A desconfiança não tem uma clara sinalização política ou ideológica, ainda que haja componentes políticos no ar, assumida por setores da esquerda, como o uso da camisa amarela, a amarelinha, tomada como símbolo dos protestos que antecederam o golpe parlamentar de 2016. Mesmo torcendo pela seleção, muitos se recusaram a vesti-la para não serem confundidos com os “coxinhas”. Preferiram usar a de cor azul, menos identificada com o confronto político. A indiferença também é fruto do desalento dos brasileiros com o país, com o desemprego e descalabro social. Sem dinheiro para pagar as contas e comprar o feijão para casa, como reunir os amigos para fazer churrasco e tomar uma cerveja? 

O desinteresse do brasileiro pela Copa na Rússia começou elevado, com um índice de 53%, o mais alto da série histórica, segundo o Datafolha. Mas de repente, começou a se formar uma onda favorável, com a abertura dos jogos e a cobertura maciça da TV e da imprensa, associadas à possibilidade inédita do hexacampeonato. Tudo indica que a adesão será conferida jogo a jogo.

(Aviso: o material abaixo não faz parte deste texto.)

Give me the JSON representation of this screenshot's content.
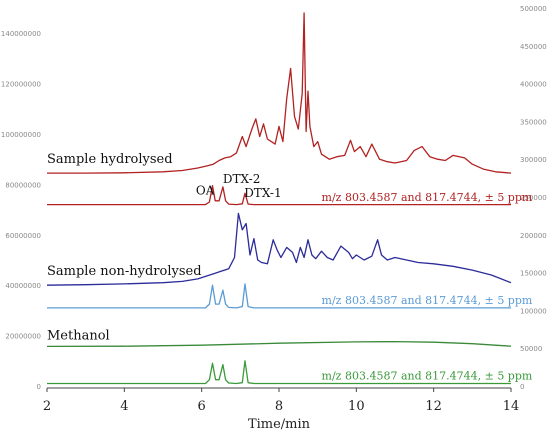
{
  "chart_data": {
    "type": "line",
    "title": "",
    "xlabel": "Time/min",
    "x_ticks": [
      2,
      4,
      6,
      8,
      10,
      12,
      14
    ],
    "xlim": [
      2,
      14
    ],
    "left_axis": {
      "ticks": [
        0,
        20000000,
        40000000,
        60000000,
        80000000,
        100000000,
        120000000,
        140000000
      ],
      "tick_labels": [
        "0",
        "20000000",
        "40000000",
        "60000000",
        "80000000",
        "100000000",
        "120000000",
        "140000000"
      ],
      "ylim": [
        0,
        150000000
      ]
    },
    "right_axis": {
      "ticks": [
        0,
        50000,
        100000,
        150000,
        200000,
        250000,
        300000,
        350000,
        400000,
        450000,
        500000
      ],
      "tick_labels": [
        "0",
        "50000",
        "100000",
        "150000",
        "200000",
        "250000",
        "300000",
        "350000",
        "400000",
        "450000",
        "500000"
      ],
      "ylim": [
        0,
        500000
      ]
    },
    "grid": false,
    "series": [
      {
        "name": "Sample hydrolysed",
        "color": "#b22222",
        "axis": "left",
        "x": [
          2.0,
          3.0,
          4.0,
          5.0,
          5.5,
          5.9,
          6.1,
          6.3,
          6.45,
          6.6,
          6.75,
          6.9,
          7.05,
          7.15,
          7.3,
          7.4,
          7.5,
          7.6,
          7.7,
          7.8,
          7.9,
          8.0,
          8.1,
          8.2,
          8.3,
          8.4,
          8.5,
          8.6,
          8.65,
          8.7,
          8.75,
          8.8,
          8.9,
          9.0,
          9.1,
          9.3,
          9.5,
          9.7,
          9.85,
          9.95,
          10.1,
          10.25,
          10.4,
          10.6,
          10.8,
          11.0,
          11.3,
          11.5,
          11.7,
          11.9,
          12.1,
          12.3,
          12.5,
          12.8,
          13.0,
          13.3,
          13.6,
          14.0
        ],
        "y": [
          84500000,
          84500000,
          84600000,
          85000000,
          85500000,
          86500000,
          87200000,
          88000000,
          89500000,
          90500000,
          91000000,
          92500000,
          99000000,
          95000000,
          102000000,
          106000000,
          99000000,
          104000000,
          98000000,
          97000000,
          96000000,
          103000000,
          97000000,
          114000000,
          126000000,
          107000000,
          102000000,
          116000000,
          148000000,
          101000000,
          117000000,
          103000000,
          95000000,
          97000000,
          92000000,
          90000000,
          91000000,
          91500000,
          97500000,
          93000000,
          95000000,
          91000000,
          96000000,
          90000000,
          89000000,
          88500000,
          89500000,
          93500000,
          95000000,
          91000000,
          90000000,
          89500000,
          91500000,
          90500000,
          88000000,
          86000000,
          85000000,
          84500000
        ]
      },
      {
        "name": "m/z 803.4587 and 817.4744, ± 5 ppm",
        "color": "#b22222",
        "axis": "left",
        "x": [
          2.0,
          5.5,
          6.1,
          6.2,
          6.28,
          6.35,
          6.45,
          6.55,
          6.62,
          6.7,
          6.9,
          7.05,
          7.12,
          7.2,
          7.35,
          10.0,
          14.0
        ],
        "y": [
          72000000,
          72000000,
          72000000,
          73000000,
          79500000,
          73500000,
          73500000,
          79000000,
          73500000,
          72200000,
          72000000,
          72300000,
          76500000,
          72200000,
          72000000,
          72000000,
          72000000
        ]
      },
      {
        "name": "Sample non-hydrolysed",
        "color": "#2b2b9a",
        "axis": "left",
        "x": [
          2.0,
          3.0,
          4.0,
          5.0,
          5.5,
          5.9,
          6.1,
          6.3,
          6.5,
          6.7,
          6.85,
          6.95,
          7.05,
          7.15,
          7.25,
          7.35,
          7.45,
          7.55,
          7.7,
          7.85,
          7.95,
          8.05,
          8.2,
          8.35,
          8.45,
          8.55,
          8.65,
          8.75,
          8.85,
          8.95,
          9.1,
          9.25,
          9.4,
          9.6,
          9.8,
          9.9,
          10.0,
          10.2,
          10.4,
          10.55,
          10.65,
          10.8,
          11.0,
          11.3,
          11.6,
          12.0,
          12.5,
          13.0,
          13.5,
          14.0
        ],
        "y": [
          40000000,
          40200000,
          40500000,
          41000000,
          41500000,
          42500000,
          43500000,
          44500000,
          45500000,
          46500000,
          51000000,
          68500000,
          62000000,
          64500000,
          52000000,
          58500000,
          50000000,
          49000000,
          48500000,
          58000000,
          54000000,
          51000000,
          55000000,
          53000000,
          49000000,
          55000000,
          51000000,
          58000000,
          52000000,
          50500000,
          53500000,
          51000000,
          50000000,
          55500000,
          53000000,
          50500000,
          52000000,
          50000000,
          51500000,
          58000000,
          52000000,
          50000000,
          51000000,
          50000000,
          49000000,
          48500000,
          47500000,
          46000000,
          44000000,
          41000000
        ]
      },
      {
        "name": "m/z 803.4587 and 817.4744, ± 5 ppm",
        "color": "#5b9bd5",
        "axis": "left",
        "x": [
          2.0,
          5.5,
          6.1,
          6.2,
          6.28,
          6.36,
          6.45,
          6.55,
          6.62,
          6.7,
          6.9,
          7.05,
          7.12,
          7.2,
          7.35,
          10.0,
          14.0
        ],
        "y": [
          31000000,
          31000000,
          31000000,
          32500000,
          40000000,
          32500000,
          32500000,
          38000000,
          32500000,
          31200000,
          31000000,
          31500000,
          40500000,
          31500000,
          31000000,
          31000000,
          31000000
        ]
      },
      {
        "name": "Methanol",
        "color": "#3a8a3a",
        "axis": "left",
        "x": [
          2.0,
          4.0,
          6.0,
          8.0,
          10.0,
          11.0,
          12.0,
          13.0,
          14.0
        ],
        "y": [
          15700000,
          15800000,
          16200000,
          17000000,
          17500000,
          17600000,
          17400000,
          16800000,
          15800000
        ]
      },
      {
        "name": "m/z 803.4587 and 817.4744, ± 5 ppm",
        "color": "#3a9a3a",
        "axis": "left",
        "x": [
          2.0,
          5.5,
          6.1,
          6.2,
          6.28,
          6.36,
          6.45,
          6.55,
          6.62,
          6.7,
          6.9,
          7.05,
          7.12,
          7.2,
          7.35,
          10.0,
          14.0
        ],
        "y": [
          1000000,
          1000000,
          1000000,
          2500000,
          9000000,
          2500000,
          2500000,
          8500000,
          2500000,
          1200000,
          1000000,
          1300000,
          10000000,
          1300000,
          1000000,
          1000000,
          1000000
        ]
      }
    ],
    "annotations": [
      {
        "text": "Sample hydrolysed",
        "x": 2.0,
        "y": 88500000,
        "color": "#111111",
        "class": "trace-label"
      },
      {
        "text": "OA",
        "x": 5.85,
        "y": 76000000,
        "color": "#111111",
        "class": "peak-label"
      },
      {
        "text": "DTX-2",
        "x": 6.55,
        "y": 80500000,
        "color": "#111111",
        "class": "peak-label"
      },
      {
        "text": "DTX-1",
        "x": 7.1,
        "y": 75000000,
        "color": "#111111",
        "class": "peak-label"
      },
      {
        "text": "m/z 803.4587 and 817.4744, ± 5 ppm",
        "x": 9.1,
        "y": 73500000,
        "color": "#b22222",
        "class": "mz-label"
      },
      {
        "text": "Sample non-hydrolysed",
        "x": 2.0,
        "y": 44000000,
        "color": "#111111",
        "class": "trace-label"
      },
      {
        "text": "m/z 803.4587 and 817.4744, ± 5 ppm",
        "x": 9.1,
        "y": 32500000,
        "color": "#5b9bd5",
        "class": "mz-label"
      },
      {
        "text": "Methanol",
        "x": 2.0,
        "y": 18500000,
        "color": "#111111",
        "class": "trace-label"
      },
      {
        "text": "m/z 803.4587 and 817.4744, ± 5 ppm",
        "x": 9.1,
        "y": 2500000,
        "color": "#3a9a3a",
        "class": "mz-label"
      }
    ]
  }
}
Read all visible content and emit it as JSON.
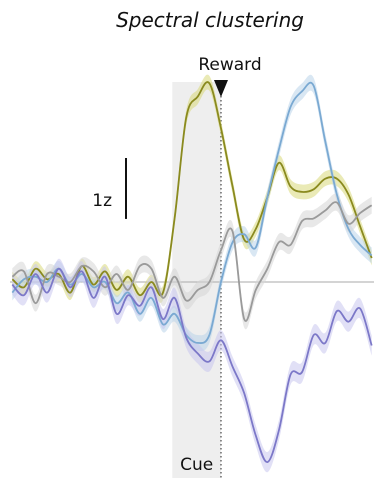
{
  "chart_data": {
    "type": "line",
    "title": "Spectral clustering",
    "xlabel": "",
    "ylabel": "",
    "grid": false,
    "legend": "none",
    "x_units": "time (arbitrary, reward at 0)",
    "xlim": [
      -9.1,
      6.6
    ],
    "ylim": [
      -7.4,
      7.7
    ],
    "baseline": 0,
    "cue_interval": [
      -2.1,
      0
    ],
    "reward_time": 0,
    "annotations": {
      "reward_label": "Reward",
      "cue_label": "Cue",
      "scale_bar_label": "1z",
      "scale_bar_value": 2.3
    },
    "x": [
      -9.0,
      -8.5,
      -8.0,
      -7.5,
      -7.0,
      -6.5,
      -6.0,
      -5.5,
      -5.0,
      -4.5,
      -4.0,
      -3.5,
      -3.0,
      -2.5,
      -2.0,
      -1.5,
      -1.0,
      -0.5,
      0.0,
      0.5,
      1.0,
      1.5,
      2.0,
      2.5,
      3.0,
      3.5,
      4.0,
      4.5,
      5.0,
      5.5,
      6.0,
      6.5
    ],
    "series": [
      {
        "color": "#8a8a1f",
        "band_color": "#d8d87a",
        "values": [
          0.1,
          -0.2,
          0.5,
          0.1,
          0.3,
          -0.4,
          0.6,
          -0.1,
          0.4,
          -0.3,
          0.2,
          -0.5,
          0.0,
          -0.4,
          2.4,
          6.2,
          7.0,
          7.5,
          5.8,
          3.6,
          1.6,
          2.0,
          3.2,
          4.5,
          3.6,
          3.4,
          3.5,
          3.9,
          3.9,
          3.3,
          2.1,
          0.9
        ],
        "band": 0.28
      },
      {
        "color": "#7aa9d2",
        "band_color": "#b9d3ea",
        "values": [
          -0.4,
          0.1,
          0.2,
          0.0,
          0.5,
          -0.1,
          0.3,
          -0.2,
          0.0,
          -0.8,
          -0.4,
          -1.2,
          -0.6,
          -1.6,
          -1.2,
          -2.0,
          -2.3,
          -2.0,
          0.0,
          1.5,
          1.8,
          1.3,
          3.2,
          5.0,
          6.6,
          7.2,
          7.4,
          5.3,
          3.3,
          2.0,
          1.4,
          1.0
        ],
        "band": 0.3
      },
      {
        "color": "#9a9a9a",
        "band_color": "#d6d6d6",
        "values": [
          0.2,
          0.4,
          -0.8,
          0.3,
          0.2,
          0.0,
          0.6,
          0.4,
          -0.2,
          0.3,
          -0.3,
          0.6,
          0.5,
          -0.6,
          0.2,
          -0.7,
          -0.3,
          0.0,
          1.2,
          1.9,
          -1.4,
          -0.3,
          0.5,
          1.5,
          1.4,
          2.3,
          2.4,
          2.7,
          3.0,
          2.2,
          2.6,
          2.9
        ],
        "band": 0.32
      },
      {
        "color": "#7c78c8",
        "band_color": "#c9c6ee",
        "values": [
          -0.1,
          -0.5,
          0.3,
          -0.4,
          0.5,
          -0.2,
          0.4,
          -0.6,
          0.2,
          -1.2,
          -0.5,
          -0.9,
          -0.2,
          -1.4,
          -0.6,
          -2.1,
          -2.7,
          -3.0,
          -2.2,
          -3.2,
          -4.2,
          -5.8,
          -6.8,
          -5.6,
          -3.5,
          -3.4,
          -2.0,
          -2.3,
          -1.1,
          -1.5,
          -1.0,
          -2.4
        ],
        "band": 0.38
      }
    ]
  }
}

O empate na estreia contra a Suiça foi brochante, mas uma goleada contra a Costa Rica poderá incendiar de novo os corações.

Segundo o ensaísta e professor de Literatura da USP, José Miguel Wisnik, a seleção não é redutível ao uso político que se faça dela. Sua relação com a sociedade é pendular, envolve uma combinação de sucesso com fracasso, que se articula com a realidade do país de maneira antagônica: quando um vai bem o ouro vai mal. Se essa gangorra funcionar, a Copa do Mundo será nossa. 

Em 1970, eu estava no Regimento Sampaio, um quartel da Vila Militar, no Rio de Janeiro. Não por minha vontade, mas prisioneiro da ditadura. Em julho, houve o sequestro do embaixador alemão von Holleben. Éramos dez presos na cela, e as represálias foram as mesmas de sempre. Toda vez que a esquerda dava um golpe fora, sofríamos represálias lá dentro. Cortaram tudo, das visitas à entrada de livros e as quentinhas para reforçar o bandejão servido no quartel.

Minha lembrança daquele momento está muito associada à Copa do Mundo ganha no México. E nos radinhos de pilha dos soldados, que encostados nas grades da cela, aumentavam o volume para que ouvíssemos os gritos dos narradores. Como castigo éramos obrigados a ouvir a repetição infindável daquela marchinha triunfante: “Pra Frente Brasil, de repente é aquela corrente pra frente, todo o Brasil deu a mão”. 

Irritante. Não tínhamos a menor disposição de participar de uma corrente pra frente. Ali, batidos, assistimos impotentes à ditadura aproveitar politicamente aquele momento favorável de crescimento econômico, época do falso milagre, satisfação da classe média e vitória da seleção. Torcemos estoicamente pela seleção de Garrincha, Gérson, Rivelino, Tostão, Pelé e Jairzinho. A gangorra funcionou. Ganhamos a Copa, contra a ditadura do “ame-o ou deixe-o”.